Posteriormente, Hoppe também faz a velha crítica a teoria do Leviatã, que ele poderia também ser um agressor em potencial. A crítica é até válida, mas como Pinker e vários outros autores mostraram, historicamente na prática ter ele é melhor do que não ter. A violência é menor em sociedades com estado do que sem, entre os vários motivos que são argumentados em favor disso o próprio Pinker apresenta no livro a explicação do ponto de vista da psicologia, com os gatilhos que levam a violência e os que levam a não violência, explicados na armadilha hobbesiana. Então, goste Hoppe ou não a realidade é essa.


Mais adiante, Hoppe demonstra sua ignorância econômica, alegando que pensando na lei de oferta e demanda e com o estado sendo um monopolista, esse não teria razões para fornecer bons serviços.
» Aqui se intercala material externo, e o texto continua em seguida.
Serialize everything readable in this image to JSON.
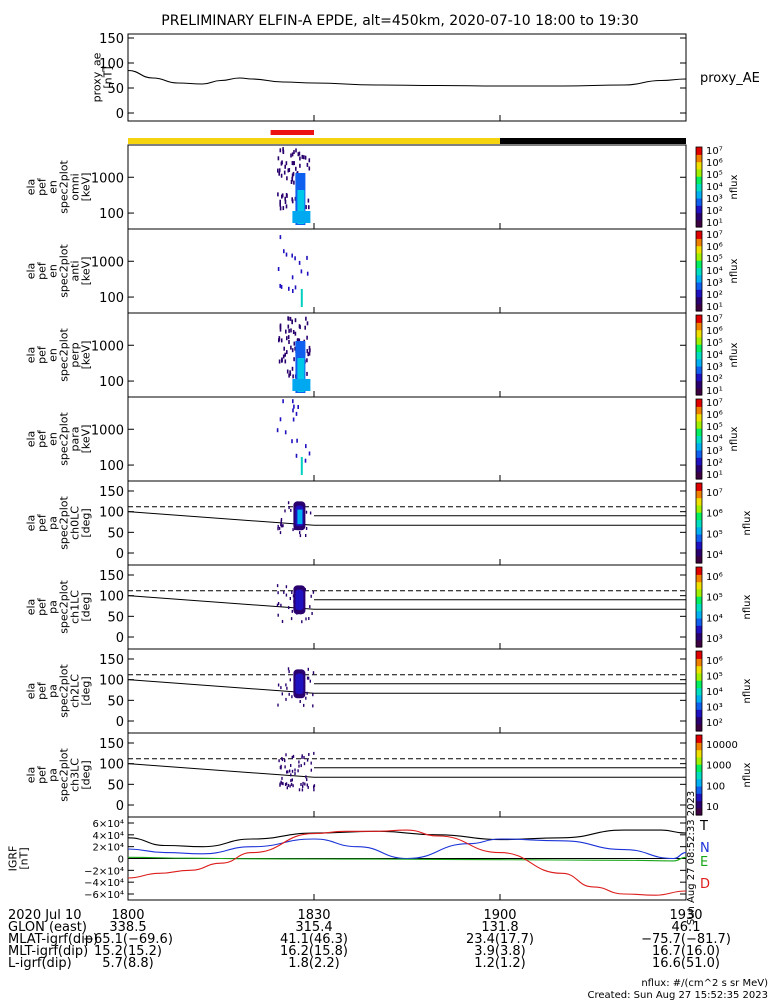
{
  "title": "PRELIMINARY ELFIN-A EPDE, alt=450km, 2020-07-10 18:00 to 19:30",
  "panels": [
    {
      "ylabel": [
        "proxy_ae",
        "[nT]"
      ],
      "ticks": [
        "150",
        "100",
        "50",
        "0"
      ],
      "right_label": "proxy_AE"
    },
    {
      "ylabel": [
        "ela",
        "pef",
        "en",
        "spec2plot",
        "omni",
        "[keV]"
      ],
      "ticks": [
        "1000",
        "100"
      ],
      "cb_label": "nflux",
      "cb_ticks": [
        "10⁷",
        "10⁶",
        "10⁵",
        "10⁴",
        "10³",
        "10²",
        "10¹"
      ]
    },
    {
      "ylabel": [
        "ela",
        "pef",
        "en",
        "spec2plot",
        "anti",
        "[keV]"
      ],
      "ticks": [
        "1000",
        "100"
      ],
      "cb_label": "nflux",
      "cb_ticks": [
        "10⁷",
        "10⁶",
        "10⁵",
        "10⁴",
        "10³",
        "10²",
        "10¹"
      ]
    },
    {
      "ylabel": [
        "ela",
        "pef",
        "en",
        "spec2plot",
        "perp",
        "[keV]"
      ],
      "ticks": [
        "1000",
        "100"
      ],
      "cb_label": "nflux",
      "cb_ticks": [
        "10⁷",
        "10⁶",
        "10⁵",
        "10⁴",
        "10³",
        "10²",
        "10¹"
      ]
    },
    {
      "ylabel": [
        "ela",
        "pef",
        "en",
        "spec2plot",
        "para",
        "[keV]"
      ],
      "ticks": [
        "1000",
        "100"
      ],
      "cb_label": "nflux",
      "cb_ticks": [
        "10⁷",
        "10⁶",
        "10⁵",
        "10⁴",
        "10³",
        "10²",
        "10¹"
      ]
    },
    {
      "ylabel": [
        "ela",
        "pef",
        "pa",
        "spec2plot",
        "ch0LC",
        "[deg]"
      ],
      "ticks": [
        "150",
        "100",
        "50",
        "0"
      ],
      "cb_label": "nflux",
      "cb_ticks": [
        "10⁷",
        "10⁶",
        "10⁵",
        "10⁴"
      ]
    },
    {
      "ylabel": [
        "ela",
        "pef",
        "pa",
        "spec2plot",
        "ch1LC",
        "[deg]"
      ],
      "ticks": [
        "150",
        "100",
        "50",
        "0"
      ],
      "cb_label": "nflux",
      "cb_ticks": [
        "10⁶",
        "10⁵",
        "10⁴",
        "10³"
      ]
    },
    {
      "ylabel": [
        "ela",
        "pef",
        "pa",
        "spec2plot",
        "ch2LC",
        "[deg]"
      ],
      "ticks": [
        "150",
        "100",
        "50",
        "0"
      ],
      "cb_label": "nflux",
      "cb_ticks": [
        "10⁶",
        "10⁵",
        "10⁴",
        "10³",
        "10²"
      ]
    },
    {
      "ylabel": [
        "ela",
        "pef",
        "pa",
        "spec2plot",
        "ch3LC",
        "[deg]"
      ],
      "ticks": [
        "150",
        "100",
        "50",
        "0"
      ],
      "cb_label": "nflux",
      "cb_ticks": [
        "10000",
        "1000",
        "100",
        "10"
      ]
    },
    {
      "ylabel": [
        "IGRF",
        "[nT]"
      ],
      "ticks": [
        "6×10⁴",
        "4×10⁴",
        "2×10⁴",
        "0",
        "−2×10⁴",
        "−4×10⁴",
        "−6×10⁴"
      ],
      "legend": [
        "T",
        "N",
        "E",
        "D"
      ]
    }
  ],
  "colors": {
    "status_yellow": "#f5d30f",
    "status_black": "#000000",
    "status_red": "#ee1111",
    "T": "#000000",
    "N": "#1b33d8",
    "E": "#1aa61a",
    "D": "#dd1c1c"
  },
  "footer": {
    "rows": [
      {
        "label": "2020 Jul 10",
        "values": [
          "1800",
          "1830",
          "1900",
          "1930"
        ]
      },
      {
        "label": "GLON (east)",
        "values": [
          "338.5",
          "315.4",
          "131.8",
          "46.1"
        ]
      },
      {
        "label": "MLAT-igrf(dip)",
        "values": [
          "−65.1(−69.6)",
          "41.1(46.3)",
          "23.4(17.7)",
          "−75.7(−81.7)"
        ]
      },
      {
        "label": "MLT-igrf(dip)",
        "values": [
          "15.2(15.2)",
          "16.2(15.8)",
          "3.9(3.8)",
          "16.7(16.0)"
        ]
      },
      {
        "label": "L-igrf(dip)",
        "values": [
          "5.7(8.8)",
          "1.8(2.2)",
          "1.2(1.2)",
          "16.6(51.0)"
        ]
      }
    ],
    "units_note": "nflux: #/(cm^2 s sr MeV)",
    "created": "Created: Sun Aug 27 15:52:35 2023",
    "side_stamp": "Sun Aug 27 08:52:33 2023"
  },
  "chart_data": {
    "type": "line",
    "x_range_hhmm": [
      "18:00",
      "19:30"
    ],
    "series": [
      {
        "name": "proxy_AE",
        "unit": "nT",
        "x": [
          "18:00",
          "18:04",
          "18:08",
          "18:12",
          "18:15",
          "18:18",
          "18:20",
          "18:25",
          "18:30",
          "18:40",
          "18:50",
          "19:00",
          "19:10",
          "19:20",
          "19:26",
          "19:30"
        ],
        "values": [
          85,
          70,
          60,
          58,
          65,
          70,
          68,
          62,
          60,
          56,
          55,
          54,
          54,
          56,
          65,
          68
        ]
      },
      {
        "name": "T",
        "unit": "nT",
        "x": [
          "18:00",
          "18:06",
          "18:12",
          "18:20",
          "18:30",
          "18:40",
          "18:50",
          "19:00",
          "19:10",
          "19:20",
          "19:26",
          "19:30"
        ],
        "values": [
          35000,
          22000,
          20000,
          33000,
          43000,
          46000,
          40000,
          32000,
          35000,
          48000,
          48000,
          43000
        ]
      },
      {
        "name": "N",
        "unit": "nT",
        "x": [
          "18:00",
          "18:06",
          "18:12",
          "18:20",
          "18:30",
          "18:37",
          "18:45",
          "18:55",
          "19:00",
          "19:10",
          "19:20",
          "19:28",
          "19:30"
        ],
        "values": [
          16000,
          10000,
          8000,
          20000,
          33000,
          20000,
          0,
          25000,
          33000,
          30000,
          15000,
          0,
          10000
        ]
      },
      {
        "name": "E",
        "unit": "nT",
        "x": [
          "18:00",
          "18:10",
          "18:20",
          "18:30",
          "18:40",
          "18:50",
          "19:00",
          "19:10",
          "19:20",
          "19:28",
          "19:30"
        ],
        "values": [
          2000,
          500,
          -500,
          -800,
          -1000,
          -1500,
          -2000,
          -2500,
          -3000,
          -4000,
          2000
        ]
      },
      {
        "name": "D",
        "unit": "nT",
        "x": [
          "18:00",
          "18:05",
          "18:10",
          "18:15",
          "18:20",
          "18:30",
          "18:35",
          "18:40",
          "18:45",
          "18:50",
          "19:00",
          "19:10",
          "19:15",
          "19:20",
          "19:25",
          "19:30"
        ],
        "values": [
          -33000,
          -25000,
          -20000,
          -8000,
          10000,
          42000,
          46000,
          46000,
          48000,
          38000,
          10000,
          -25000,
          -48000,
          -60000,
          -62000,
          -55000
        ]
      }
    ],
    "status_bar": {
      "red": [
        "18:23",
        "18:30"
      ],
      "yellow": [
        "18:00",
        "19:00"
      ],
      "black": [
        "19:00",
        "19:30"
      ]
    },
    "pa_lines_deg": {
      "dashed": 112,
      "solid_upper": 90,
      "loss_cone": {
        "start": 100,
        "end": 67
      }
    },
    "spectrogram_time": [
      "18:24",
      "18:30"
    ]
  }
}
Já foi explicado em outros posts porque alguns serviços de fato devem ser fornecidos pelo estado e que ele gera externalidades positivas que o mercado por si só não geraria. Poderia citar educação, infraestrutura, pesquisa científica e a principal delas sem dúvidas é a justiça. A justiça privada prevista pelos libertários apenas aponta o que é errado, que é ferir a propriedade privada, sem maiores explicações disso, o que gera intensos debates entre libertários. Temas como aborto e cercamento são pontos de grande discordância entre os ancaps e mostra as limitações que a justiça privada gera e porque ela gera conflitos. Alie isso a ela não dizer como a lei será aplicada e abrir brecha para vários tribunais fazerem a lei que quiser e veja o caos realmente acontecer. Caso não tenha ficado claro porque isso geraria o caos é só pensar no caso de um conflito qualquer. A parte agredida tem o estímulo de procurar o tribunal que punirá o agressor com mais rigor possível e o agressor um tribunal que o punirá com menos rigor possível. Como os dois podem escolher o tribunal que quiser, em caso de impasse o conflito simplesmente não pode ser resolvido pela lei. Isso já foi explicado em outros posts com mais detalhes, mas o fato é que as leis de mercado não se aplicam bem a todos setores e em alguns casos elas se aplicarem não significa que isso será bom e é justamente o problema, como na pesquisa científica.


Na verdade essa parte é realmente bizarra. Basicamente Hoppe vê os dados de Pinker, percebe que não pode refuta-los e parte simplesmente para tentar reinterpreta-los de forma que se adeque a sua narrativa. Ao menos ele usa algum dado para isso? Não, ele simplesmente acha que o estado é sempre a pior opção para tudo e por isso se teve algum avanço social não pode ter sido por causa do estado. Isso tem tanto problemas que é difícil enumerar todos. Primeiro que esse modus operandi é basicamente o mesmo de pessoas que são confrontados com evidências que contrariam suas crenças, não tem argumentos para refuta-los mas quer mante-las, exatamente o oposto do método científico. É como um terraplanista ou criacionista, eles tem a conclusão que querem defender e procuram a realidade elementos que a corrobore e negam os que refutam. Outro problema é que ele não pode dizer isso e ter lido o livro do Pinker ao mesmo tempo visto que Pinker mostrou que a relação é causal e não meramente correlacional como já mostrado anteriormente.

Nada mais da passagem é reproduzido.